The Story
Why it exists.
The beginning
The name says it all. Blonde vanilla, not dark, not synthetic, not coy. Jehanne Rigaud built this fragrance around a single ingredient at every level: top, heart, base. Bourbon Vanilla anchors the structure while Sugar and Star Anise give it lift. Benzoin adds warmth. The result is a vanilla-forward composition that doesn't chase trends or lean on comparisons to comfort food. It simply commits. The perfumer's intent is clear from the first spray: this is vanilla for people who actually love vanilla, not the idea of it, not the memory of it, but the real thing, pod and all.

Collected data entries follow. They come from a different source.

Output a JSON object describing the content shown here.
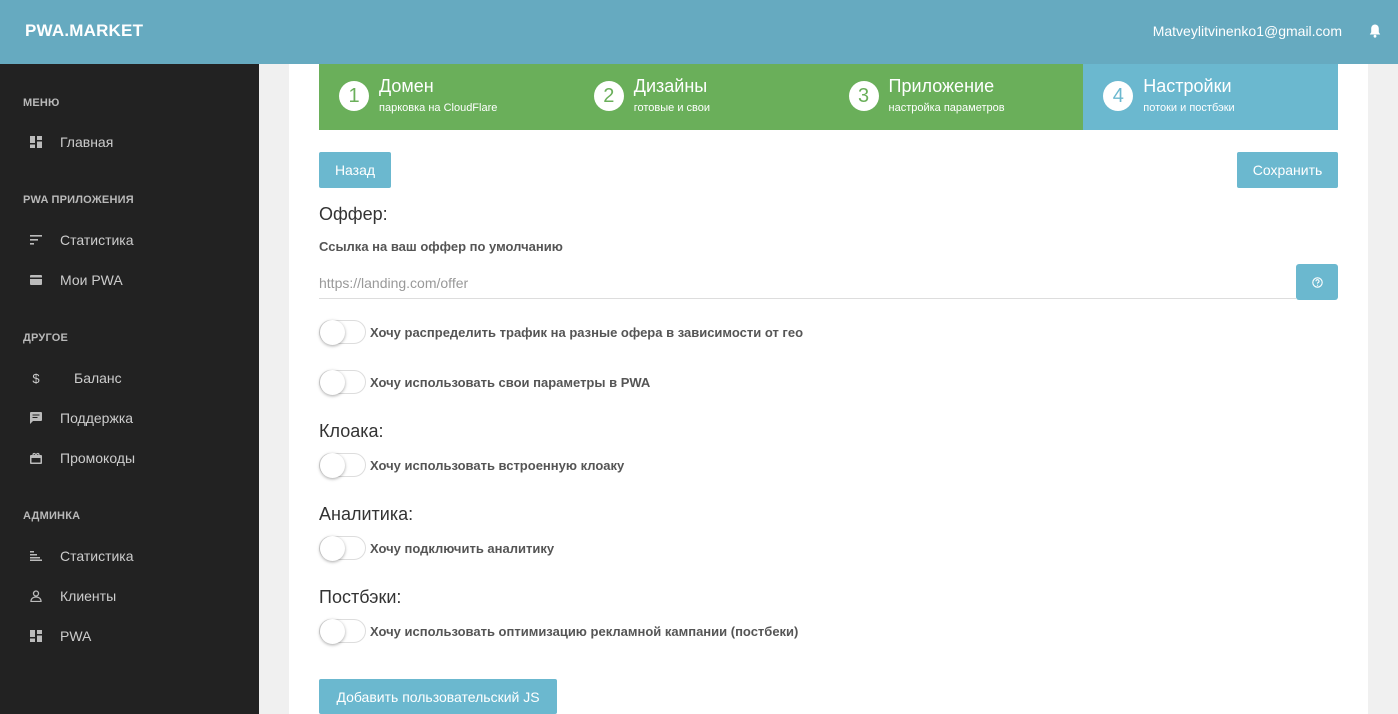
{
  "header": {
    "brand": "PWA.MARKET",
    "user_email": "Matveylitvinenko1@gmail.com"
  },
  "sidebar": {
    "sections": [
      {
        "title": "Меню",
        "items": [
          {
            "label": "Главная",
            "icon": "dashboard-icon"
          }
        ]
      },
      {
        "title": "PWA Приложения",
        "items": [
          {
            "label": "Статистика",
            "icon": "sort-icon"
          },
          {
            "label": "Мои PWA",
            "icon": "card-icon"
          }
        ]
      },
      {
        "title": "Другое",
        "items": [
          {
            "label": "Баланс",
            "icon": "dollar-icon"
          },
          {
            "label": "Поддержка",
            "icon": "chat-icon"
          },
          {
            "label": "Промокоды",
            "icon": "gift-icon"
          }
        ]
      },
      {
        "title": "Админка",
        "items": [
          {
            "label": "Статистика",
            "icon": "bars-icon"
          },
          {
            "label": "Клиенты",
            "icon": "person-icon"
          },
          {
            "label": "PWA",
            "icon": "dashboard-icon"
          }
        ]
      }
    ]
  },
  "stepper": [
    {
      "num": "1",
      "title": "Домен",
      "subtitle": "парковка на CloudFlare",
      "state": "done"
    },
    {
      "num": "2",
      "title": "Дизайны",
      "subtitle": "готовые и свои",
      "state": "done"
    },
    {
      "num": "3",
      "title": "Приложение",
      "subtitle": "настройка параметров",
      "state": "done"
    },
    {
      "num": "4",
      "title": "Настройки",
      "subtitle": "потоки и постбэки",
      "state": "active"
    }
  ],
  "actions": {
    "back_label": "Назад",
    "save_label": "Сохранить"
  },
  "offer": {
    "title": "Оффер:",
    "link_label": "Ссылка на ваш оффер по умолчанию",
    "placeholder": "https://landing.com/offer",
    "toggle_geo": "Хочу распределить трафик на разные офера в зависимости от гео",
    "toggle_params": "Хочу использовать свои параметры в PWA"
  },
  "cloaka": {
    "title": "Клоака:",
    "toggle": "Хочу использовать встроенную клоаку"
  },
  "analytics": {
    "title": "Аналитика:",
    "toggle": "Хочу подключить аналитику"
  },
  "postbacks": {
    "title": "Постбэки:",
    "toggle": "Хочу использовать оптимизацию рекламной кампании (постбеки)"
  },
  "custom_js_label": "Добавить пользовательский JS",
  "colors": {
    "header": "#66aac0",
    "sidebar": "#222222",
    "step_done": "#6aaf5a",
    "step_active": "#6bb8cf",
    "button": "#6bb8cf"
  }
}
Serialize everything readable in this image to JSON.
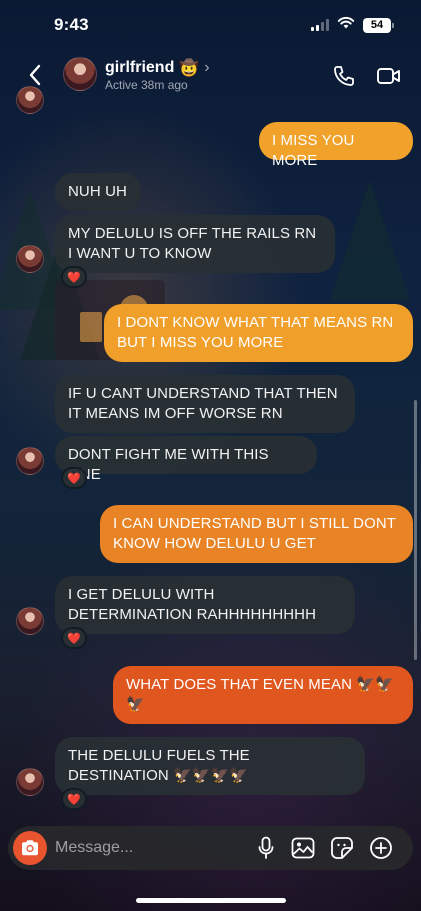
{
  "status_bar": {
    "time": "9:43",
    "battery": "54",
    "icons": [
      "cellular-signal-icon",
      "wifi-icon",
      "battery-icon"
    ]
  },
  "header": {
    "name": "girlfriend",
    "name_emoji": "🤠",
    "status": "Active 38m ago",
    "icons": [
      "chevron-left-icon",
      "chevron-right-icon",
      "phone-icon",
      "video-icon"
    ]
  },
  "messages": [
    {
      "dir": "out",
      "text": "I MISS YOU MORE"
    },
    {
      "dir": "in",
      "text": "NUH UH"
    },
    {
      "dir": "in",
      "text": "MY DELULU IS OFF THE RAILS RN I WANT U TO KNOW",
      "reaction": "❤️"
    },
    {
      "dir": "out",
      "text": "I DONT KNOW WHAT THAT MEANS RN BUT I MISS YOU MORE"
    },
    {
      "dir": "in",
      "text": "IF U CANT UNDERSTAND THAT THEN IT MEANS IM OFF WORSE RN"
    },
    {
      "dir": "in",
      "text": "DONT FIGHT ME WITH THIS ONE",
      "reaction": "❤️"
    },
    {
      "dir": "out",
      "text": "I CAN UNDERSTAND BUT I STILL DONT KNOW HOW DELULU U GET"
    },
    {
      "dir": "in",
      "text": "I GET DELULU WITH DETERMINATION RAHHHHHHHHH",
      "reaction": "❤️"
    },
    {
      "dir": "out",
      "text": "WHAT DOES THAT EVEN MEAN 🦅🦅🦅"
    },
    {
      "dir": "in",
      "text": "THE DELULU FUELS THE DESTINATION 🦅🦅🦅🦅",
      "reaction": "❤️"
    }
  ],
  "composer": {
    "placeholder": "Message...",
    "icons": [
      "camera-icon",
      "microphone-icon",
      "gallery-icon",
      "sticker-icon",
      "plus-icon"
    ]
  },
  "colors": {
    "out_bubble_top": "#f0a52a",
    "out_bubble_bottom": "#e0561f",
    "in_bubble": "#2a3034",
    "camera_button": "#e8542e"
  }
}
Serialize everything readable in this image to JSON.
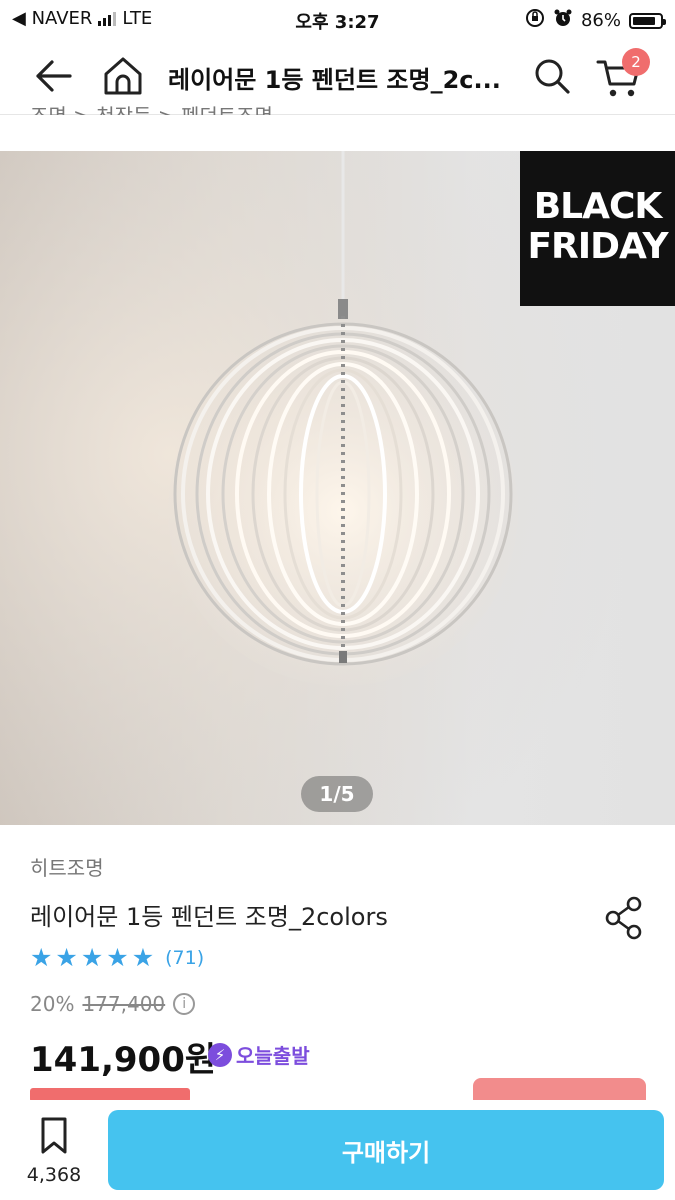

What makes this structure unusual is the repetition. Most fragrances feature vanilla in one phase, a top note that fades, a base that lingers. Here, Bourbon Vanilla appears at every level. It doesn't just anchor the drydown; it opens the fragrance. That means the scent never really leaves vanilla territory. It just moves through it: bright sugar and star anise up front, warm benzoin in the middle, soft musk underneath. The star anise is the telling note, a quiet spice that keeps the sweetness honest. Without it, this would be dessert. With it, it's something to eat slowly.
The evolution
The opening hits bright. Crystal sugar dissolving, vanilla pod warmth, and star anise's faint medicinal shimmer. It smells like something sweet that's been steeping for weeks, not mixed, infused. Then the sugar settles. The vanilla deepens. Benzoin enters quietly, adding a resinous warmth that smooths everything out. Star anise doesn't disappear, it retreats into the background, a whisper under the sweetness. By the drydown, the spice has mostly left the building. What remains is powder-warm vanilla and soft musk. Close to skin. Persistent. The kind of smell that survives a night's sleep on a pillowcase.
Cultural impact
Vanilla Blonde has found its people. Among vanilla enthusiasts, it's respected, a commitment to the material without the synthetic sweetness that often comes with gourmand compositions. The indie house has a small but loyal following, drawn to compositions that prioritize honesty over accessibility. Discontinued, but still sought after by those in the know.